Kemudian tampak olehnya seberkas cahaya di depan. Bukan hanya beberapa sentimeter di hadapannya sebagaimana seharusnya ia berada di dinding lemari, akan tetapi nun di kejauhan sana. Sesuatu yang dingin dan lembut menimpanya. Sesaat kemudian baru Lucy menyadari bahwa ia kini berada di tengah sebuah hutan, di malam hari. Kakinya menginjak es, sementara butiran salju terus berjatuhan di sekelilingnya.
Demikian C.S. Lewis melukiskan saat Lucy pertama kali tiba di Narnia—negeri dongeng rekaannya, tempat yang diselimuti salju musim dingin selama seratus tahun namun Natal tak pernah datang karena kutukan Penyihir Putih. Dongeng itu lahir di masa Perang Dunia II. Kala itu, banyak anak-anak London dikirim keluar kota oleh orangtuanya buat menghindari serangan udara Nazi Jerman yang semakin mengganas. Di antara anak-anak itu ada 4 orang anak yang dikirim buat tinggal bersama Lewis di Kilns, wilayah pedesaan luar kota London. Lantaran terkesan pada daya khayal tamu-tamu kecilnya, Lewis yang profesor sastra di universitas Oxford (di sana Lewis berteman dengan JRR Tolkien, pengarang The Lord of the Rings) tergerak buat menulis kisah tentang 4 orang anak—waktu itu ia menamai mereka Ann, Martin, Rose, dan Peter—yang dikirim orangtuanya buat tinggal bersama seorang profesor tua.

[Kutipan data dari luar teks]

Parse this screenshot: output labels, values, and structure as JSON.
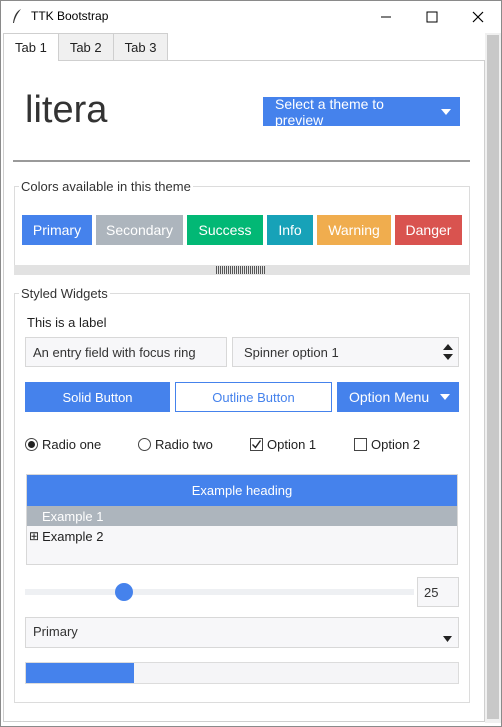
{
  "window": {
    "title": "TTK Bootstrap"
  },
  "tabs": [
    {
      "label": "Tab 1",
      "active": true
    },
    {
      "label": "Tab 2",
      "active": false
    },
    {
      "label": "Tab 3",
      "active": false
    }
  ],
  "header": {
    "theme_name": "litera",
    "theme_select_label": "Select a theme to preview"
  },
  "colors_group": {
    "title": "Colors available in this theme",
    "buttons": [
      {
        "label": "Primary",
        "color": "#4582ec"
      },
      {
        "label": "Secondary",
        "color": "#adb5bd"
      },
      {
        "label": "Success",
        "color": "#02b875"
      },
      {
        "label": "Info",
        "color": "#17a2b8"
      },
      {
        "label": "Warning",
        "color": "#f0ad4e"
      },
      {
        "label": "Danger",
        "color": "#d9534f"
      }
    ]
  },
  "widgets_group": {
    "title": "Styled Widgets",
    "label": "This is a label",
    "entry_value": "An entry field with focus ring",
    "spinner_value": "Spinner option 1",
    "solid_button": "Solid Button",
    "outline_button": "Outline Button",
    "option_menu": "Option Menu",
    "radios": [
      {
        "label": "Radio one",
        "selected": true
      },
      {
        "label": "Radio two",
        "selected": false
      }
    ],
    "checks": [
      {
        "label": "Option 1",
        "checked": true
      },
      {
        "label": "Option 2",
        "checked": false
      }
    ],
    "tree": {
      "heading": "Example heading",
      "rows": [
        {
          "label": "Example 1",
          "selected": true
        },
        {
          "label": "Example 2",
          "selected": false,
          "expander": "⊞"
        }
      ]
    },
    "scale_value": "25",
    "scale_fraction": 0.25,
    "combobox_value": "Primary",
    "progress_fraction": 0.25
  },
  "accent": "#4582ec"
}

Kala itu Lewis yang akrab disapa Jack cuma menulis kalimat pembuka di atas. Beberapa tahun kemudian ia kembali lagi menengok kisah itu. Tulisnya, anak-anak itu (ia mengganti nama mereka jadi Peter, Susan, Edmund, dan Lucy) menemukan jalan menuju dunia lain—dunia yang dinamainya Narnia. Syahdan, kisah petualangan 4 kakak beradik keluarga Pevensie itu dibukukan pada 1950 dengan judul The Chronicles of Narnia: The Lion, the Witch and the Wardrobe dengan tambahan ilustrasi Pauline Baynes. Kemudian kisah dari negeri Narnia berlanjut jadi 6 buku lain, yakni: The Magician’s Nephew, The Horse and His Boy, Prince Caspian, The Voyage of the Dawn Treader, The Silver Chair, dan The Last Battle.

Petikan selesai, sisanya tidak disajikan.